Toxicological data are generated via experimental (in vitro, ex vivo and in vivo) and non-experimental (in silico) routes.

Under REACH, toxicological data generation is determined by the tonnage of the substance i.e., the Annex which they fall under. For example, Annex VII, only minimal toxicological data is generated and mainly from in vitro/in silico routes with exception of an acute in vivo data. At this Annex no exposure risk assessment is required, however, this is a requirement for Annex VIII where in vivo data are generated. At Annex VIII data from repeated dose exposure is generated and are used to derived point of departures (PODs) which are used in exposure and risk assessment for the chemical.

 

-POD is the point on a toxicological dose-response curve established from experimental data or observational data generally corresponding to an estimated low effect level or no effect level.

– the most common POD used in toxicological risk assessment are no-observed-adverse-effect level (NOAEL), lowest-observed-adverse-effect level (LOAEL) and benchmark dose (BMD). Below are examples of how POD is applied to risk assessments of chemicals and cosmetics.

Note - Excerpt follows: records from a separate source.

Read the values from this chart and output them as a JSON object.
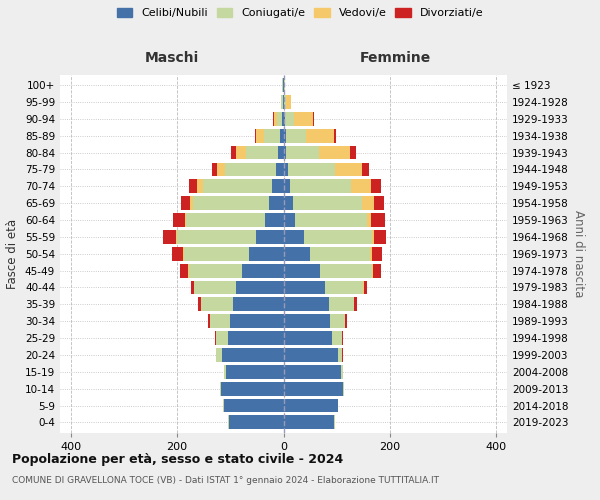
{
  "age_groups": [
    "100+",
    "95-99",
    "90-94",
    "85-89",
    "80-84",
    "75-79",
    "70-74",
    "65-69",
    "60-64",
    "55-59",
    "50-54",
    "45-49",
    "40-44",
    "35-39",
    "30-34",
    "25-29",
    "20-24",
    "15-19",
    "10-14",
    "5-9",
    "0-4"
  ],
  "birth_years": [
    "≤ 1923",
    "1924-1928",
    "1929-1933",
    "1934-1938",
    "1939-1943",
    "1944-1948",
    "1949-1953",
    "1954-1958",
    "1959-1963",
    "1964-1968",
    "1969-1973",
    "1974-1978",
    "1979-1983",
    "1984-1988",
    "1989-1993",
    "1994-1998",
    "1999-2003",
    "2004-2008",
    "2009-2013",
    "2014-2018",
    "2019-2023"
  ],
  "male_celibi": [
    1,
    1,
    3,
    6,
    10,
    15,
    22,
    28,
    35,
    52,
    65,
    78,
    90,
    95,
    100,
    105,
    115,
    108,
    118,
    112,
    103
  ],
  "male_coniugati": [
    1,
    3,
    10,
    30,
    60,
    95,
    130,
    142,
    148,
    148,
    122,
    100,
    78,
    60,
    38,
    22,
    12,
    4,
    2,
    1,
    1
  ],
  "male_vedovi": [
    0,
    1,
    5,
    15,
    20,
    15,
    10,
    5,
    3,
    2,
    1,
    1,
    0,
    0,
    0,
    0,
    0,
    0,
    0,
    0,
    0
  ],
  "male_divorziati": [
    0,
    0,
    1,
    2,
    8,
    10,
    15,
    18,
    22,
    25,
    22,
    15,
    5,
    5,
    3,
    2,
    0,
    0,
    0,
    0,
    0
  ],
  "female_nubili": [
    1,
    1,
    2,
    4,
    5,
    8,
    12,
    18,
    22,
    38,
    50,
    68,
    78,
    85,
    88,
    92,
    102,
    108,
    112,
    102,
    95
  ],
  "female_coniugate": [
    1,
    4,
    18,
    38,
    62,
    88,
    115,
    130,
    135,
    128,
    112,
    98,
    72,
    48,
    28,
    18,
    8,
    4,
    2,
    1,
    1
  ],
  "female_vedove": [
    1,
    10,
    35,
    52,
    58,
    52,
    38,
    22,
    8,
    5,
    4,
    2,
    1,
    0,
    0,
    0,
    0,
    0,
    0,
    0,
    0
  ],
  "female_divorziate": [
    0,
    0,
    2,
    5,
    12,
    12,
    18,
    18,
    25,
    22,
    20,
    15,
    5,
    5,
    3,
    2,
    1,
    0,
    0,
    0,
    0
  ],
  "color_celibi": "#4472a8",
  "color_coniugati": "#c5d8a0",
  "color_vedovi": "#f5c96a",
  "color_divorziati": "#cc2222",
  "xlim": 420,
  "title": "Popolazione per età, sesso e stato civile - 2024",
  "subtitle": "COMUNE DI GRAVELLONA TOCE (VB) - Dati ISTAT 1° gennaio 2024 - Elaborazione TUTTITALIA.IT",
  "ylabel_left": "Fasce di età",
  "ylabel_right": "Anni di nascita",
  "label_maschi": "Maschi",
  "label_femmine": "Femmine",
  "bg_color": "#eeeeee",
  "plot_bg_color": "#ffffff"
}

– For REACH chemical safety assessment, NOAEL or LOAEL are used to derive the derived no effect level (DNEL) for human health. The POD is divided by assessment factors which consider, inter/intraspecies difference, duration of exposure and route of exposure as well as data quality. The risk of a chemical substance to humans can be considered to be controlled/acceptable if the exposure levels estimated do not exceed the appropriate DNEL (i.e., exposure estimate/DNEL<1).

– For cosmetic, the POD is used to derived margin of safety (MOS) i.e., the ratio of no-observed-adverse-effect level (NOAEL) to estimated exposure dose where the safety of a cosmetic ingredient is considered acceptable if the MOS ≥ 100.

These are examples where the POD based on human data or where human exposure is evaluated based on biological monitoring data. But this is very rare and most data available for risk assessment are based on experimental animals and therefore POD will need to be modified.

Modification is necessary due to the differences between exposure routes and experimental animals and humans. Therefore, the modification will need to account for the following.

1. Route-to-route extrapolation i.e., converting an oral POD to an inhalatory POD

2. Accounting for duration of exposure of experimental animals and human exposure duration for example, 6 hours per day for experimental rat and 8 hours per day for workers.

3. The difference in bioavailability exposure routes and experimental animals and humans.